Nvidia's open models and their applications
Huang stressed NVIDIA's commitment to open models, which are trained on Nvidia supercomputers and are being utilised in various sectors, including healthcare, climate science, robotics, and autonomous driving. The portfolio spans six domains, which are as follows:
- Clara: Healthcare applications.
- Earth-2: Climate science.
- Nemotron: Reasoning and multimodal AI.
- Cosmos: Robotics and simulation.
- GR00T: Embodied intelligence.
- Alpamayo: Autonomous driving.

“These models are open to the world,” Huang said. “You can create the model, evaluate it, guardrail it and deploy it.”
RTX, DGX Spark, and Personal Agents
At the CES 2026, Huang said that the future of AI is not only about supercomputers but is personal. He demonstrated a personalised AI agent running on the Nvidia DGX Spark desktop supercomputer, embodied through a Reachy Mini robot using Hugging Face models. He showed how open models, model routing, and local execution turn agents into responsive, physical collaborators.

Adding further, Huang said that the DGX Spark delivers up to 2.6x performance for large models, with new support for Lightricks LTX‑2 and FLUX image models, and upcoming NVIDIA AI Enterprise availability.
Advancements in Physical AI
Talking about Physical AI, Huang emphasised that Nvidia's technologies are now grounded in the physical world, with systems trained on synthetic data before real-world interactions. He introduced Cosmos, which generates realistic scenarios for AI training, and Alpamayo, an open portfolio for autonomous driving.
Cosmos can generate realistic videos from a single image, synthesise multi‑camera driving scenarios, model edge‑case environments from scenario prompts, perform physical reasoning and trajectory prediction, and drive interactive, closed‑loop simulation.

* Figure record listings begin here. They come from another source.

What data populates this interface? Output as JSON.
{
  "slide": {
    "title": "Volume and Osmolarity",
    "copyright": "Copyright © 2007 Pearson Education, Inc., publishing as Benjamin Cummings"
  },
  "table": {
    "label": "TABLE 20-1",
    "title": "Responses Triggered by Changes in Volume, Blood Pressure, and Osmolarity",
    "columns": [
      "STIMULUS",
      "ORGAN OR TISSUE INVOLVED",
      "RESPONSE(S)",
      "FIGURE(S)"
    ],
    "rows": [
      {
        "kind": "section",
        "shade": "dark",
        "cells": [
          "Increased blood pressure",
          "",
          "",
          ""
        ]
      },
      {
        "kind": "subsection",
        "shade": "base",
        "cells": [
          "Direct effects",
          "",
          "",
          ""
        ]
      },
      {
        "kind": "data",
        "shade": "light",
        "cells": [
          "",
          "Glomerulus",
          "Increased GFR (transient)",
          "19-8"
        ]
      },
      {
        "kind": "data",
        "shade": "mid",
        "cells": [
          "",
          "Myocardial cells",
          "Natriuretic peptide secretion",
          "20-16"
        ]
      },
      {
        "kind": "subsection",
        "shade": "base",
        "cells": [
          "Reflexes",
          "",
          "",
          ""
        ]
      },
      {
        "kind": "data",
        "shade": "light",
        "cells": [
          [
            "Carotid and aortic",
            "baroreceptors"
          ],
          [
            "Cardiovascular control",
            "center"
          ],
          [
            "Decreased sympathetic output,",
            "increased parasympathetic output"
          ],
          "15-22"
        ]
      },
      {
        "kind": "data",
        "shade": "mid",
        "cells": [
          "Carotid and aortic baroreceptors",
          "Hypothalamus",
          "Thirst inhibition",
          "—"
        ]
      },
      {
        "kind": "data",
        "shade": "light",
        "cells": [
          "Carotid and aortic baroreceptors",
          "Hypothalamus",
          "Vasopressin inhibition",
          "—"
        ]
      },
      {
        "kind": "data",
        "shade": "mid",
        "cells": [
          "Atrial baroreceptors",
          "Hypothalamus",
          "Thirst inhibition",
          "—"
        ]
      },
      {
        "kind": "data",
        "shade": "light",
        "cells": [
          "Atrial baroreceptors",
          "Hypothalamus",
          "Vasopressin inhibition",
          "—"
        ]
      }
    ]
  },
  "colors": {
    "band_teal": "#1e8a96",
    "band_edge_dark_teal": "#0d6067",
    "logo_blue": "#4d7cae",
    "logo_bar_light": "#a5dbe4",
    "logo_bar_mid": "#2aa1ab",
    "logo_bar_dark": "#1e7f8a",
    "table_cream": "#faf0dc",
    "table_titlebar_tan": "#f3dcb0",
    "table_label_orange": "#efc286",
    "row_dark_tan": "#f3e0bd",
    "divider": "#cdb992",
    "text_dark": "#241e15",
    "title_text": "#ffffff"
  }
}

Alpamayo's open portfolio of reasoning vision action models, simulation blueprints, and datasets enables level 4-capable autonomy. This includes Alpamayo R1, the first open reasoning vision language action model for autonomous driving, and AlpaSim, a simulation blueprint for high-fidelity autonomous vehicle testing. The first passenger car featuring Alpamayo will be the Mercedes-Benz CLA, set to hit the roads soon.
Gaming and Creative Updates
At CES, NVIDIA unveiled a broad slate of gaming updates led by DLSS 4.5, which introduces Dynamic Multi Frame Generation, a new 6X Multi Frame Generation Mode, and a second-generation transformer model for improved image quality, enabling up to 240Hz 4K path-traced gaming on RTX 50 Series GPUs.
DLSS 4 now supports 250+ games and apps, with major upcoming titles adding support at launch.

Nvidia also announced G-SYNC Pulsar monitors with over 1,000Hz effective motion clarity and ambient adaptive display tuning; RTX Remix Logic, allowing modders to trigger dynamic graphics effects in classic games without engine access; and expanded NVIDIA ACE AI, powering intelligent in-game advisors and AI teammates with long-term memory in titles like Total War: PHARAOH and PUBG.
Additionally, GeForce NOW expanded RTX cloud gaming to more devices, including Linux systems and Amazon Fire TV, with day-one streaming support for major new releases.
At CES 2026, Nvidia announced new AI upgrades for GeForce RTX GPUs and laptops that significantly boost on-device generative AI performance, cutting VRAM usage and speeding up image, video, audio-video and language model inference through CUDA, precision optimisations, and expanded RTX acceleration across popular tools and frameworks.